Northern France is ringed with coastal communities built on rich maritime heritage. I love Normandy's northwest peninsula farmlands, port cities like Bar Fleur, Cherbourg and St. Vaast and the wild coast with their layered history, stunning light and open spaces. Hon Fleur, where the Impressionists gained such great inspiration (and painters still paint the harbor daily) is a special favorite. Thankfully, I've got family friends in the region who are excellent "local" tour guides, game to explore backroads and patient translators. Together, we've driven many country roads, walked beaches, explored marinas, hedged farm roads, dark forests and historic castles. Yesterday, while in St. Vaast, I was struck again by how many people stop and take photos of wooden boats. With such a close proximity and long history of boating (both fishing and pleasure craft) in this region, understandably, there are a majority of steel and fiberglass boats in the marinas and on the tidal flat moorings.

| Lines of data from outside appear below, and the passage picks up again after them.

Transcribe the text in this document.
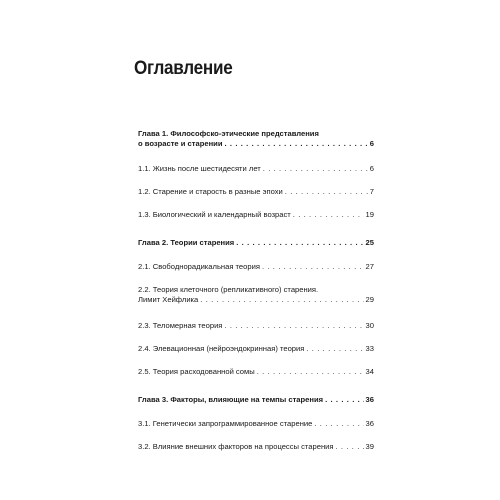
Оглавление
Глава 1. Философско-этические представления
о возрасте и старении . . .	6
1.1. Жизнь после шестидесяти лет . . .	6
1.2. Старение и старость в разные эпохи . . .	7
1.3. Биологический и календарный возраст . . .	19
Глава 2. Теории старения . . .	25
2.1. Свободнорадикальная теория . . .	27
2.2. Теория клеточного (репликативного) старения.
Лимит Хейфлика . . .	29
2.3. Теломерная теория . . .	30
2.4. Элевационная (нейроэндокринная) теория . . .	33
2.5. Теория расходованной сомы . . .	34
Глава 3. Факторы, влияющие на темпы старения . . .	36
3.1. Генетически запрограммированное старение . . .	36
3.2. Влияние внешних факторов на процессы старения . . .	39
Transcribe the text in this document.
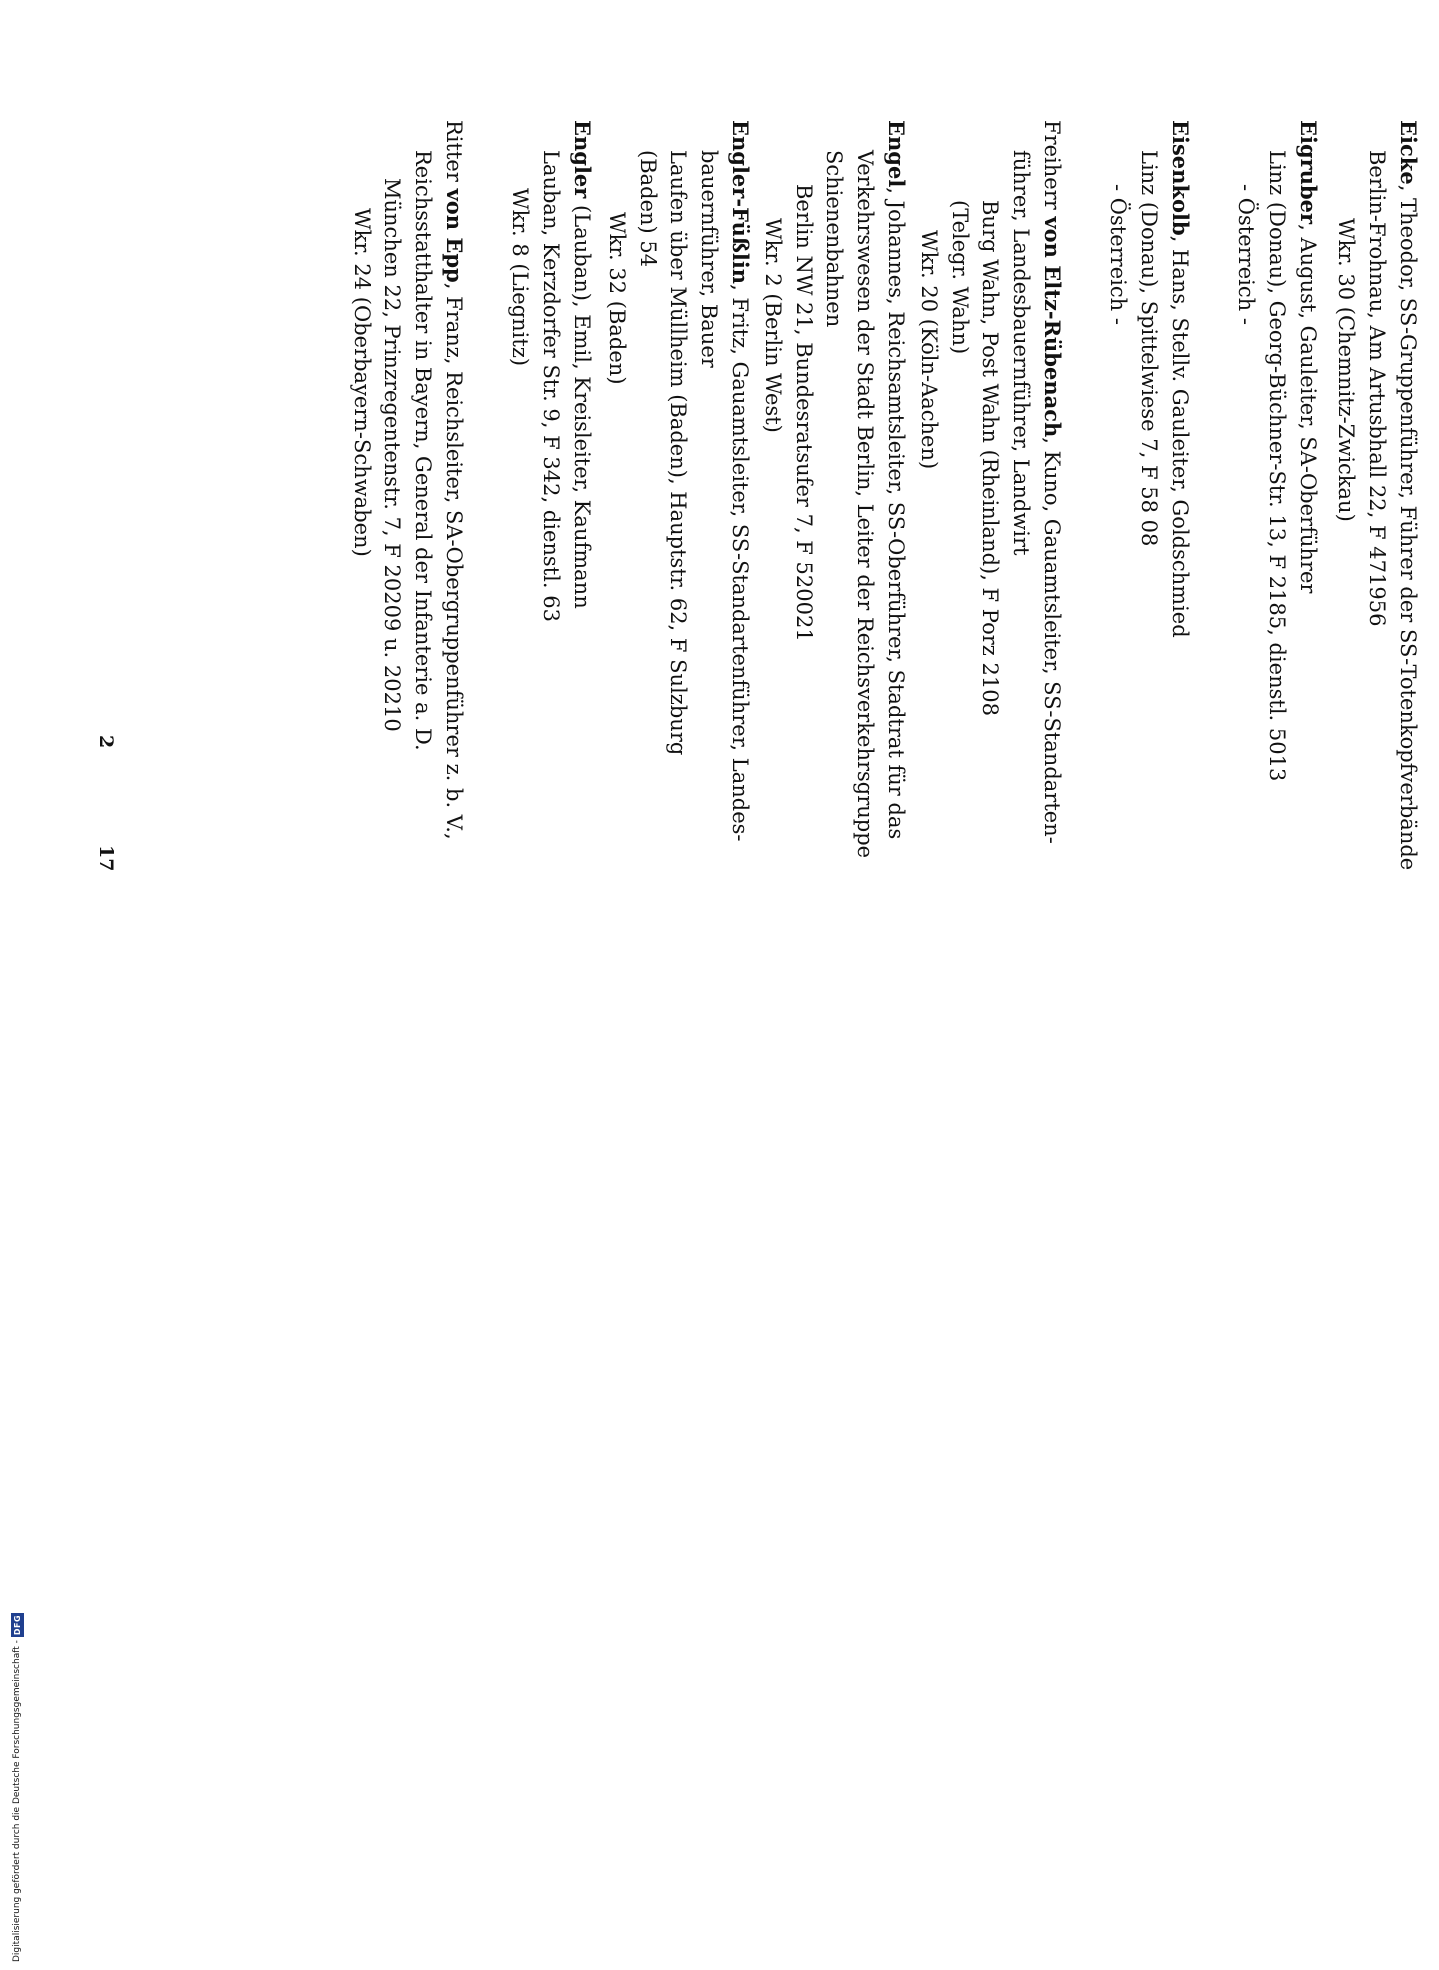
Eicke, Theodor, SS-Gruppenführer, Führer der SS-Totenkopfverbände
Berlin-Frohnau, Am Artusbhall 22, F 471956
Wkr. 30 (Chemnitz-Zwickau)
Eigruber, August, Gauleiter, SA-Oberführer
Linz (Donau), Georg-Büchner-Str. 13, F 2185, dienstl. 5013
- Österreich -
Eisenkolb, Hans, Stellv. Gauleiter, Goldschmied
Linz (Donau), Spittelwiese 7, F 58 08
- Österreich -
Freiherr von Eltz-Rübenach, Kuno, Gauamtsleiter, SS-Standarten-
führer, Landesbauernführer, Landwirt
Burg Wahn, Post Wahn (Rheinland), F Porz 2108
(Telegr. Wahn)
Wkr. 20 (Köln-Aachen)
Engel, Johannes, Reichsamtsleiter, SS-Oberführer, Stadtrat für das
Verkehrswesen der Stadt Berlin, Leiter der Reichsverkehrsgruppe
Schienenbahnen
Berlin NW 21, Bundesratsufer 7, F 520021
Wkr. 2 (Berlin West)
Engler-Füßlin, Fritz, Gauamtsleiter, SS-Standartenführer, Landes-
bauernführer, Bauer
Laufen über Müllheim (Baden), Hauptstr. 62, F Sulzburg
(Baden) 54
Wkr. 32 (Baden)
Engler (Lauban), Emil, Kreisleiter, Kaufmann
Lauban, Kerzdorfer Str. 9, F 342, dienstl. 63
Wkr. 8 (Liegnitz)
Ritter von Epp, Franz, Reichsleiter, SA-Obergruppenführer z. b. V.,
Reichsstatthalter in Bayern, General der Infanterie a. D.
München 22, Prinzregentenstr. 7, F 20209 u. 20210
Wkr. 24 (Oberbayern-Schwaben)
2
17
Digitalisierung gefördert durch die Deutsche Forschungsgemeinschaft -
DFG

But as we walked the docks, there was the "last 3-masted wooden ship" Marite and several smaller boats that look like traditional fishing boats, but empty of gear as if ready for tourists. They were beamy, flat transomed with a huge gaff rigged main and very long bowsprits, at least one-third their length. I noticed that in almost every harbor there was at least one of these historic wooden boat available for charter (or two) positioned near the pedestrian approach sides of the harbor where tourists tend to walk. In several places it appeared the boats were at reserved docks, a place of prominence and if tourist strategy was the goal, it works. We took photos of the boats, as did others whom I heard speaking German, Dutch, Chinese, British and American English. Congratulations France! It worked!

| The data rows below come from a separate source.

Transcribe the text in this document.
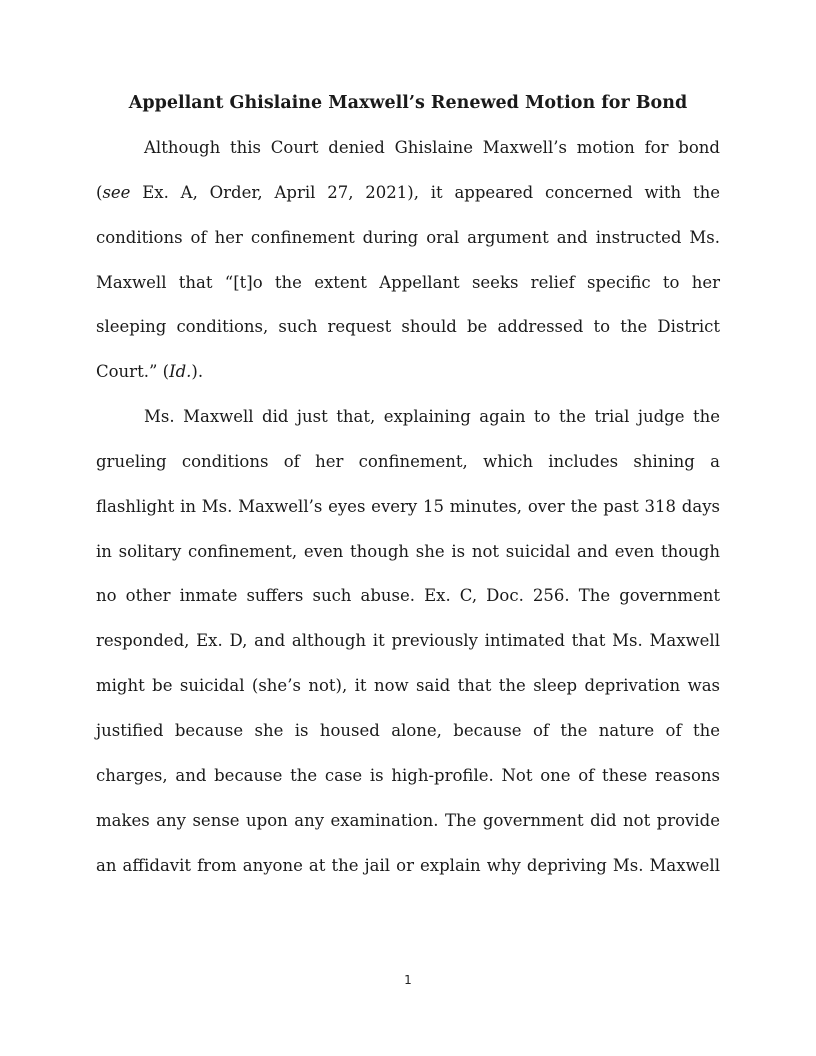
Appellant Ghislaine Maxwell’s Renewed Motion for Bond
Although this Court denied Ghislaine Maxwell’s motion for bond
(see Ex. A, Order, April 27, 2021), it appeared concerned with the
conditions of her confinement during oral argument and instructed Ms.
Maxwell that “[t]o the extent Appellant seeks relief specific to her
sleeping conditions, such request should be addressed to the District
Court.” (Id.).
Ms. Maxwell did just that, explaining again to the trial judge the
grueling conditions of her confinement, which includes shining a
flashlight in Ms. Maxwell’s eyes every 15 minutes, over the past 318 days
in solitary confinement, even though she is not suicidal and even though
no other inmate suffers such abuse. Ex. C, Doc. 256. The government
responded, Ex. D, and although it previously intimated that Ms. Maxwell
might be suicidal (she’s not), it now said that the sleep deprivation was
justified because she is housed alone, because of the nature of the
charges, and because the case is high-profile. Not one of these reasons
makes any sense upon any examination. The government did not provide
an affidavit from anyone at the jail or explain why depriving Ms. Maxwell
1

While in Normandy this trip, I'm also researching the Wooden Boat Festivals in neighboring Brittany, just south and a little west of us. The Brest Festival (held ever 4 years) will be held July 13-19, 2012. Douardenez is another must see festival and community I'm planning to visit next trip.
In all these coastal towns, fishing, seafood and maritime culture is alive if not always well. Wooden boats are a significant part of their cultural history and most towns either display this publicly along the waterfront in key locations and/or preserve the information (boats, photos, artifacts) in museums that offer at least one free day a week. A gorgeous maritime climate, classic naval pinstrip clothing, great boats and seafood help ensure that maritime culture will remain a strong influence on this part of France and that's good news for people who love wooden boat culture.